Yes!  If you are a doughnut-lover like me but refrain from eating the greasy cake because, well…they’re greasy and unhealthy, you can start singing a happy tune!  The Super Donut is here!  I LOVE this product.  It’s not a health food, but a wonderful substitution for a doughnut without the guilt!  I know what you’re thinking:  “Yeah, but does it taste like a doughnut or a piece of angel food cake?”  It tastes like a REAL doughnut!

The Super Donut is a good source of B-vitamins (thiamine, riboflavin, niacin, vitamin B6, folic acid, vitamin B12) which are very important for energy and proper brain function.

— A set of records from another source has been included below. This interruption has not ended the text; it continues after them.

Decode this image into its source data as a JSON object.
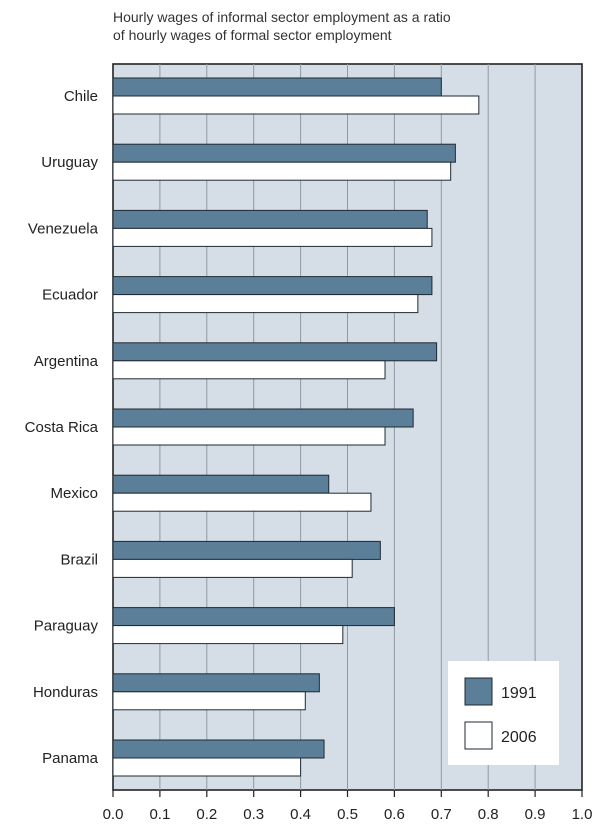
{
  "chart_data": {
    "type": "bar",
    "orientation": "horizontal",
    "title_lines": [
      "Hourly wages of informal sector employment as a ratio",
      "of hourly wages of formal sector employment"
    ],
    "categories": [
      "Chile",
      "Uruguay",
      "Venezuela",
      "Ecuador",
      "Argentina",
      "Costa Rica",
      "Mexico",
      "Brazil",
      "Paraguay",
      "Honduras",
      "Panama"
    ],
    "series": [
      {
        "name": "1991",
        "color": "#5b7f99",
        "values": [
          0.7,
          0.73,
          0.67,
          0.68,
          0.69,
          0.64,
          0.46,
          0.57,
          0.6,
          0.44,
          0.45
        ]
      },
      {
        "name": "2006",
        "color": "#ffffff",
        "values": [
          0.78,
          0.72,
          0.68,
          0.65,
          0.58,
          0.58,
          0.55,
          0.51,
          0.49,
          0.41,
          0.4
        ]
      }
    ],
    "xlim": [
      0,
      1.0
    ],
    "xticks": [
      "0.0",
      "0.1",
      "0.2",
      "0.3",
      "0.4",
      "0.5",
      "0.6",
      "0.7",
      "0.8",
      "0.9",
      "1.0"
    ],
    "grid": true,
    "legend": "bottom-right",
    "plot_background": "#d5dee6"
  }
}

Nutrition facts for a Dunkin’ Donut’s Old Fashioned Cake Donut:

Calories:  280; Fat:  18 grams (8 grams of saturated fat); Cholesterol:  25 mg; Sodium:  310 mg;  Carbohydrates:  27 grams; Fiber:  1 gram; Sugars:  9 grams; Protein:  3 grams

Nutrition facts for a Super Donut:

Calories:  180; Fat:  5 grams (1.5 grams of saturated fat); Cholesterol:  <5 mg; Sodium:  260 mg; Carbohydrates:  29 grams; Fiber:  1 gram; Protein:  5 grams; Vitamin A:  25%; Vitamin C:  35%; Calcium:  10%; Iron:  20%; Vitamin E:  40%’; Thiamine:  30%; Riboflavin:  40%;  Niacin:  30%; Vitamin B6:  25%; Folic Acid:  30%; Vitamin B12:  15%; Phosphorous:  15%; Magnesium:  8%; Vitamin D:  40%

You can find Super Donut in the freezer section of your local grocery store near the breakfast foods.  If they don’t carry it, ask the manager to order it for you!

A portion of the proceeds from the sale of each box goes to the “Max Starks Fund”, a foundation dedicated to child literacy and education.